Ayakkabı ve para istemişti
Baba Keve, oğlunun en son eşiyle telefon görüştüğünü ve durumunun iyi olduğunu ifade etti. Keve, “Malatya’ya getirildiği 5’nci günde yaşamını yitirdi. En son 16 Eylül’de eşiyle telefonla görüşüyor. Parasının bittiğini, ayrıca ayakkabı göndermelerini istemişti. Durumun çok iyi olduğunu, herhangi bir sıkıntısının olmadığını aktarmıştı. Hatta eşine telefonda moral vermişti. Para gönderdiğim gün kantinden alışveriş bile yapmıştı” diye kaydetti.

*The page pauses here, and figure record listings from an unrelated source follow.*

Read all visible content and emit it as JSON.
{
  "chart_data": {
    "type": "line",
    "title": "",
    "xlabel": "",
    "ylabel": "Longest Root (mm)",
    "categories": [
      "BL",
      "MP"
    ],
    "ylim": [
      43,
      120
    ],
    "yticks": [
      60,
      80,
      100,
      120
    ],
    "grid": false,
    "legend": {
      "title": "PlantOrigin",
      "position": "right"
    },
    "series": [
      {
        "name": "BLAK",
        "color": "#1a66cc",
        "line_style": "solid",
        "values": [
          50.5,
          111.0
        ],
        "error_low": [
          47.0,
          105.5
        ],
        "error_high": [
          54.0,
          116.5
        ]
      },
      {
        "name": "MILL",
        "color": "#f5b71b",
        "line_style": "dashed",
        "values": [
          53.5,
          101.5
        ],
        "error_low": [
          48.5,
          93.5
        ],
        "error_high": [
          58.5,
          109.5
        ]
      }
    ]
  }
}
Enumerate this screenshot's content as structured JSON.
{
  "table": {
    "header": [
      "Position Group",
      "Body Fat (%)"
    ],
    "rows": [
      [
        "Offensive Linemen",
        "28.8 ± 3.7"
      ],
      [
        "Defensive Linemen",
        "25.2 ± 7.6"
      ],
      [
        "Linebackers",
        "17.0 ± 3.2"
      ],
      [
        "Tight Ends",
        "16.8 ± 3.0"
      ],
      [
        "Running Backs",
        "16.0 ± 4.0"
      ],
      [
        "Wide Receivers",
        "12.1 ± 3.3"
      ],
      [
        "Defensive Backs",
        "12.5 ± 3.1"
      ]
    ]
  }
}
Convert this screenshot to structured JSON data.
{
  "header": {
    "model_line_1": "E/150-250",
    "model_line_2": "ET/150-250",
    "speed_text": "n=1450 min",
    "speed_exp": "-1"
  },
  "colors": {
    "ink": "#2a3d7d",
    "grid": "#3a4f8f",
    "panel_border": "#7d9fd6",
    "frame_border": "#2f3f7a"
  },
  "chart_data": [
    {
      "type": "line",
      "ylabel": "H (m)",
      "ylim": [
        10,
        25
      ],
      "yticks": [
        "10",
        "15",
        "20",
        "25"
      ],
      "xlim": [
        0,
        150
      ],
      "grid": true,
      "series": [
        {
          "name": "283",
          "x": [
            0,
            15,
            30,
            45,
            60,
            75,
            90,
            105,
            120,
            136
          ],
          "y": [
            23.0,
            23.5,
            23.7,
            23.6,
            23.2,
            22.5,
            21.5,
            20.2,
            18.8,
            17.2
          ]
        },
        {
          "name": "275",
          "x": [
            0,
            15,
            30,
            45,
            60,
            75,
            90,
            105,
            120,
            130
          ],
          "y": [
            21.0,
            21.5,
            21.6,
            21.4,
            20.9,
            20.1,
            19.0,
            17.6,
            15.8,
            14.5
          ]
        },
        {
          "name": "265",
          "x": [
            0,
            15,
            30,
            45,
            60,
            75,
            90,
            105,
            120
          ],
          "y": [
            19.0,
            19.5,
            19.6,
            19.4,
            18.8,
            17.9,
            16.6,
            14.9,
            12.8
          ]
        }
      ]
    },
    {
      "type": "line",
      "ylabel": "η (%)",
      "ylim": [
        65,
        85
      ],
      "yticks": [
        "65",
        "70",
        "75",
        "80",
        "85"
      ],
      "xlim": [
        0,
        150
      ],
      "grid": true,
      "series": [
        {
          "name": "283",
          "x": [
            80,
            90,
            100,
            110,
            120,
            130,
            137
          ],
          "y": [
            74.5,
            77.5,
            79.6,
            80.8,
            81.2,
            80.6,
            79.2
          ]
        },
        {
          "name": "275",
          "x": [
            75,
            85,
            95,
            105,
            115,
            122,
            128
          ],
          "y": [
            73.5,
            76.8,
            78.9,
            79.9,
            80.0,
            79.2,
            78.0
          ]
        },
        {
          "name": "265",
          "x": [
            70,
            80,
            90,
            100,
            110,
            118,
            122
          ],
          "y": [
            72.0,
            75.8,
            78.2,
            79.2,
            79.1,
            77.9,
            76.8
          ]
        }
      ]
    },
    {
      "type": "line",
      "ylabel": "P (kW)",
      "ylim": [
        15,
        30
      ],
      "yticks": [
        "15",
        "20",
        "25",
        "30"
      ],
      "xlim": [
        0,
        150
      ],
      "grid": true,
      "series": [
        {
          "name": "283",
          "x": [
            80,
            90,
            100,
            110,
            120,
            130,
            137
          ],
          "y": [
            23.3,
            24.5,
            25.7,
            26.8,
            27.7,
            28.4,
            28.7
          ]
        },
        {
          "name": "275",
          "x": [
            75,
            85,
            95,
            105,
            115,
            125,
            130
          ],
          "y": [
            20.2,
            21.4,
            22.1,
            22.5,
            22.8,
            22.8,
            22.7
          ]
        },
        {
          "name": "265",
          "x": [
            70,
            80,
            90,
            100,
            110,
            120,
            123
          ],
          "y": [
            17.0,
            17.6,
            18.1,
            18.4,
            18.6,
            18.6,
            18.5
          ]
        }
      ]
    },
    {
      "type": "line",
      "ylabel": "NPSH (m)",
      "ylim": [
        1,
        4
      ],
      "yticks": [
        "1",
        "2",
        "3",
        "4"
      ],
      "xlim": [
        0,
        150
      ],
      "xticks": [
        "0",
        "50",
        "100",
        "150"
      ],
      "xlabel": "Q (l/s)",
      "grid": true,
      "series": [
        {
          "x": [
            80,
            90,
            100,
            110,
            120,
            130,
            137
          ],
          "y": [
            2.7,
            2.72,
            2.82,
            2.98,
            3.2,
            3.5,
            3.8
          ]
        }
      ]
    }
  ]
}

Oğlunun intihar ettiğine inanmadığını dile getiren Keve, “Oğlum ülkeden çıkacağını söyleyince tedirgin oldum ama yakalandıktan sonra en azından nerede olduğunu biliyorduk diye teselli ettik kendimizi. Oğlumun can güvenliğinin garantide olduğunu düşünüyordum. Olaydan sonra devlet bize şunu öğretti; devletin adaletsizliği ve zulmü her yerdedir. Oğlumun intihar ettiğine inanmıyorum. Oğlum 3 ay Edirne’de cezaevinde kalıyordu neden intihar etmedi de Malatya’ya getirilip hücreye konulduğu 5’nci günde intihar etti? Oğlumun organizeli ve planlı bir şekilde katledildiğini düşünüyorum” ifadelerini kullandı.
Cezaevinde katlediyorlar
Kürtlere yönelik politikaların hiçbir zaman değişmediğine dikkati çeken Keve, 1990’lı yıllarda JİTEM tarafından yaşanan katliamların bugün her yere yayıldığını söyledi. Keve, “90’larda Kürtler sokaklarda katlediliyordu. Bugün durum bundan farksız değil. Bugün de Kürtleri öldürüyorlar ama taktikleri değiştirmişler. Sözde hukuk adı altında tutuklayıp, cezaevlerinde katlediyorlar. Bunu her gün görüyoruz. Yüzlerce kişi cezaevinde yaşamını yitirdi. Bu Kürde karşı düşman hukukunun halen devam ettiğinin en önemli göstergesidir” ifadelerini kullandı.
Duyarlılık çağrısı
Cezaevlerinde yaşanan şüpheli ölümlere herkesin “dur” demesi gerektiğini vurgulayan Keve, “Kürt sorunu çözülmezse bu ülkeye barış ve demokrasinin gelmesini kimse beklemesin. Artık kimsenin ölmesini istemiyoruz. Kürt sorunun demokratik bir şekilde çözülmesini istiyoruz. Bu topraklarda Kürtler olarak insanca yaşamak istiyoruz. Cezaevlerinde tutuklular yaşamını yitiriyor. Bu duruma da herkesin ses çıkarması gerekiyor. Eğer kamuoyu oluşmazsa bu ölümler devam edecektir. Herkesin bu konuda duyarlı olması gerekiyor.”